Berdasarkan laporan statistik yang dirilis Otoritas Jasa Keuangan (OJK) pekan ke-5 edisi Juni 2022, terdapat 4 perusahaan keuangan dengan nilai emisi mencapai Rp7,04 triliun melalui skema penawaran umum terbatas (PUT) atau rights issue. Adapun, keempat perusahaan itu seperti PT Bank Amar Indonesia Tbk. (AMAR), PT Bank Ganesha Tbk. (BGTG), PT Bank Pembangunan Daerah Jawa Barat dan Banten Tbk. (BJBR), dan PT Bank Aladin Syariah Tbk. (BANK).
Meski demikian, beberapa perbankan yang telah menggelar rights issue pun kembali ikut meramaikan aksi korporasi tambah modal itu di sisa tahun ini. Emiten bank digital PT Bank Neo Commerce Tbk. (BBYB) misalnya, yang bakal menerbitkan 5 miliar saham dengan nilai nominal Rp100 per saham. Namun, bank yang dinahkodai oleh Tjandra Gunawan itu belum menetapkan harga pelaksanaan dan rasio rights issue.
Selanjutnya, ada PT Bank Oke Indonesia Tbk. (DNAR) juga ikut memacu permodalan. Adapun, modal inti yang dimiliki emiten berkode saham DNAR itu sebesar Rp2,968 triliun hingga akhir Juni 2022.

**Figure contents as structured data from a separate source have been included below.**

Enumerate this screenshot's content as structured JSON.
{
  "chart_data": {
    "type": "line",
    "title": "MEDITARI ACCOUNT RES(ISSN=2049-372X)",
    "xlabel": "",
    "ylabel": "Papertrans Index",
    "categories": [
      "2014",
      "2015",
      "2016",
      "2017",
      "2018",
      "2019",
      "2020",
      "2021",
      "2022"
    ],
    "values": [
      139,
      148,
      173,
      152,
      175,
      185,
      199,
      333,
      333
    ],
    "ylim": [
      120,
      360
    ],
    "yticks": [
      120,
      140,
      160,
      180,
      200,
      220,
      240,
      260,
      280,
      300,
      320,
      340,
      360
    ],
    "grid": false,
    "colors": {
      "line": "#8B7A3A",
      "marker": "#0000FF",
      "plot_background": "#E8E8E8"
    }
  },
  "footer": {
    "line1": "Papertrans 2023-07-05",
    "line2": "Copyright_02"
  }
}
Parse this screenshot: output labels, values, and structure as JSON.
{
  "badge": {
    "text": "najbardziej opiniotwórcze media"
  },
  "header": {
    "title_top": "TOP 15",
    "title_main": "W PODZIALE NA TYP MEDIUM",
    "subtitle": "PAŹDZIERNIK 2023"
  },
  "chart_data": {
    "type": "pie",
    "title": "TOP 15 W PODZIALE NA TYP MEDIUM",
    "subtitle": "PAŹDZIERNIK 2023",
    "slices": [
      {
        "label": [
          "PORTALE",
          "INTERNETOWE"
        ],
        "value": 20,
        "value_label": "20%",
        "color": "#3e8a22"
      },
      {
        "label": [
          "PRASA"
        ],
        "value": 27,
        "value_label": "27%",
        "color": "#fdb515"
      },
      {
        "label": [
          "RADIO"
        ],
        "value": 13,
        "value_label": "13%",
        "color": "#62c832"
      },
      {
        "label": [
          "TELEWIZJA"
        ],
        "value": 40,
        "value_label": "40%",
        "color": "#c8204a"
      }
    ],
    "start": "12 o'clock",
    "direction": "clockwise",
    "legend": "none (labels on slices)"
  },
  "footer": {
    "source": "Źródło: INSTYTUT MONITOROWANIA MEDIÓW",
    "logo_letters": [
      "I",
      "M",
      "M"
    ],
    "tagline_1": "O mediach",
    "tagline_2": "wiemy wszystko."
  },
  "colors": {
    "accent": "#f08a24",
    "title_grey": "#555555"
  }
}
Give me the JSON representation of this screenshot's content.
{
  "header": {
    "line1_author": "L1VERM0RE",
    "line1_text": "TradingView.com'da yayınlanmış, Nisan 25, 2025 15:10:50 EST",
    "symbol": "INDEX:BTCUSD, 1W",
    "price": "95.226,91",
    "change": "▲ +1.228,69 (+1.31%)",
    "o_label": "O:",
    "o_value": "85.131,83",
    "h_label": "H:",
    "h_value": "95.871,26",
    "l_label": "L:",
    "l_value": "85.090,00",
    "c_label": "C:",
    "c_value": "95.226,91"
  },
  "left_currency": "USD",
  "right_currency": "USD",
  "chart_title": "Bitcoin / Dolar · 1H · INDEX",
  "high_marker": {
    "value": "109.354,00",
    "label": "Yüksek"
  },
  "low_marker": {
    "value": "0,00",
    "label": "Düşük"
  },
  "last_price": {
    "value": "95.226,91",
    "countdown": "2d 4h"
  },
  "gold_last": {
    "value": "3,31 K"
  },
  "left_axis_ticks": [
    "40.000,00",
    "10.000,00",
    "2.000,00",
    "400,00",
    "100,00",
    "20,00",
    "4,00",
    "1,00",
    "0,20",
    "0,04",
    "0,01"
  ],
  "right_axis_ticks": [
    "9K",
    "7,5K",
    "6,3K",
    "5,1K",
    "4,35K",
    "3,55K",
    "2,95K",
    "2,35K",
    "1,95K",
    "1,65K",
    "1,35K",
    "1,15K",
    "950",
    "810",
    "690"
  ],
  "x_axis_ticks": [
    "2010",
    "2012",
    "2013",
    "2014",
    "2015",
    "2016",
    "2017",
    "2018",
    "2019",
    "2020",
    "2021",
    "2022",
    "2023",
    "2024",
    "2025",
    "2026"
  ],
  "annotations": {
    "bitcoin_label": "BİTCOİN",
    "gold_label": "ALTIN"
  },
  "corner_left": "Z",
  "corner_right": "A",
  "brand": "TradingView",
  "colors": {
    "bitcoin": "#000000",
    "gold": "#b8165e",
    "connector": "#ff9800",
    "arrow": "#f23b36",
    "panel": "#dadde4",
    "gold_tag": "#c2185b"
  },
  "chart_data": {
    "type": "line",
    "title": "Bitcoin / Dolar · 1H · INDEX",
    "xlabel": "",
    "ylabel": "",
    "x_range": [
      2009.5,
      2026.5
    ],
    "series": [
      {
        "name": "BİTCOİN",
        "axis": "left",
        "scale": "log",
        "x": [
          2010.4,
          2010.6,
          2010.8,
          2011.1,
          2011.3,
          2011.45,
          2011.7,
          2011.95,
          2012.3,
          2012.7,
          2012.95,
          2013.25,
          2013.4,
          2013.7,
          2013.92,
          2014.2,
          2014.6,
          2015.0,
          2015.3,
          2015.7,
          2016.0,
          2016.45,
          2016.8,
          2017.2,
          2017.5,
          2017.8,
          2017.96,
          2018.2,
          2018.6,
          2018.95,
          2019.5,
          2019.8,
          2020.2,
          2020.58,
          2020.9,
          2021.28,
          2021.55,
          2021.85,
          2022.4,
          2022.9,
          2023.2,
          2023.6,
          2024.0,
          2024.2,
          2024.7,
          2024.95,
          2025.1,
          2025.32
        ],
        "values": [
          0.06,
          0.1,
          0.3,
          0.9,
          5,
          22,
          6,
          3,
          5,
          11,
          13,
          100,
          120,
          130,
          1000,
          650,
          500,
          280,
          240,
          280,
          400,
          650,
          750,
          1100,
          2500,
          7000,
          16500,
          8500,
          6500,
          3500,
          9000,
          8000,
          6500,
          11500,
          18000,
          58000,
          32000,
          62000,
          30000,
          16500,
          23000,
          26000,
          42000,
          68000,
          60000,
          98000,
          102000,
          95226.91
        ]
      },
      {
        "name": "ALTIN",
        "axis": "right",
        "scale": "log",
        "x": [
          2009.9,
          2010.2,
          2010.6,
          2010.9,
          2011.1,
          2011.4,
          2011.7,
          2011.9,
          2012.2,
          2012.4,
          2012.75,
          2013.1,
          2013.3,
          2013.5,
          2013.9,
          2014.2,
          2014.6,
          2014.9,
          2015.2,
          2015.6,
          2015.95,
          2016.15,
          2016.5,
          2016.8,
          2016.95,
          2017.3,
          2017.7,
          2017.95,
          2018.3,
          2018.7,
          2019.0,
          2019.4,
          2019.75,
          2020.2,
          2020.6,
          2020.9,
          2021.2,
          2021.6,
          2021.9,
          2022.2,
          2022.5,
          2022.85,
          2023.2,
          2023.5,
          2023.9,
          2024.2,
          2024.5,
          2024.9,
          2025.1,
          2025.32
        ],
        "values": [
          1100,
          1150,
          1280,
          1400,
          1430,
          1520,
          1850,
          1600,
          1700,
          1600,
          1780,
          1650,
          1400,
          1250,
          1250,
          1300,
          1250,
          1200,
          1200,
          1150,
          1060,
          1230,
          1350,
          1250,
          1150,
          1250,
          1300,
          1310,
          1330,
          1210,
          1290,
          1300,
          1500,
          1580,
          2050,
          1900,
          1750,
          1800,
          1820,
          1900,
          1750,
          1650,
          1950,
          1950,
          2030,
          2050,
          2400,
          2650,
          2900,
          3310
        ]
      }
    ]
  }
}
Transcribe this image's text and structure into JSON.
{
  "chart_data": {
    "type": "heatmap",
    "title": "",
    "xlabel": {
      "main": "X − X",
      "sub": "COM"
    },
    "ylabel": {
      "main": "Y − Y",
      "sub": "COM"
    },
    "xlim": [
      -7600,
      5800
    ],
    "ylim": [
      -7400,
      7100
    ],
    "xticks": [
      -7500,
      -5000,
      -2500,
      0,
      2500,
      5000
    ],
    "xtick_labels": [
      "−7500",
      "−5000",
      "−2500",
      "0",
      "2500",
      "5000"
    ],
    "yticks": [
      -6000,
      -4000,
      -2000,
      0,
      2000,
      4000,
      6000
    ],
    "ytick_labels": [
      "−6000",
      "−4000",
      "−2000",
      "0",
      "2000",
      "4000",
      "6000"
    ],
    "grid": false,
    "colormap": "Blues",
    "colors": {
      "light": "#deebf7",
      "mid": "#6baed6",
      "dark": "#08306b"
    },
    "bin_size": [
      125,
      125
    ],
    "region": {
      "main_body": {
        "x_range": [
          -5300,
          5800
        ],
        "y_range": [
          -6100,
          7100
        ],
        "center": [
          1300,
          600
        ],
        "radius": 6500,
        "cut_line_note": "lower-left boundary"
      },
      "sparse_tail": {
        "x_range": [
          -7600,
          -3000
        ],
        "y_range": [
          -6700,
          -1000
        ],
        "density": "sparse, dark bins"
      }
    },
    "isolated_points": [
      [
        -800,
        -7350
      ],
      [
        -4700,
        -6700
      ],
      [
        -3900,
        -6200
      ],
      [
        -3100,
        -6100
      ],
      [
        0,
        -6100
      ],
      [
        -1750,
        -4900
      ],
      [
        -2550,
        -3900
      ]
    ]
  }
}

Direktur Kepatuhan Bank Oke Efdinal Alamsyah menuturkan Bank Oke hanya akan melaksanakan aksi korporasi berupa rights issue di tahun ini, yakni rencana pengeluaran saham rights issue Rp500 miliar.
Adapun bank milik konglomerat Anthoni Salim, yakni PT Bank Ina Perdana Tbk. (BINA) juga ikut meramaikan rights issue pada kuartal IV/2022 dengan dana segar yang dibidik senilai Rp1 triliun. Nantinya, perseroan akan menerbitkan sebanyak-banyaknya 2 miliar saham dengan nilai nominal Rp100 per saham.
Baca Juga
Direktur Center of Economic and Law Studies (Celios) Bhima Yudhistira menilai rights issue memiliki korelasi dengan syarat kenaikan modal inti perbankan. Pasalnya, kata Bhima, saat ini bank diminta untuk terus mempertebal permodalannya, terutama untuk mengantisipasi gejolak ekonomi ke depan.
Di sisi lain, Bhima mengkhawatirkan akan kecilnya peluang bank kecil untuk melakukan rights issue, di tengah ramainya perbankan yang menggeber aksi ini. Hal ini mengingat, tidak semua porsi rights issue akan diserap oleh investor.
“Karena kalau dilakukan secara bersamaan, tentunya investor akan lebih selektif dalam membeli saham dari bank-bank yang kecil. Jadi disarankan, kalau bank melakukan akuisisi atau merger,” kata Bhima kepada Bisnis, Kamis (4/8/2022).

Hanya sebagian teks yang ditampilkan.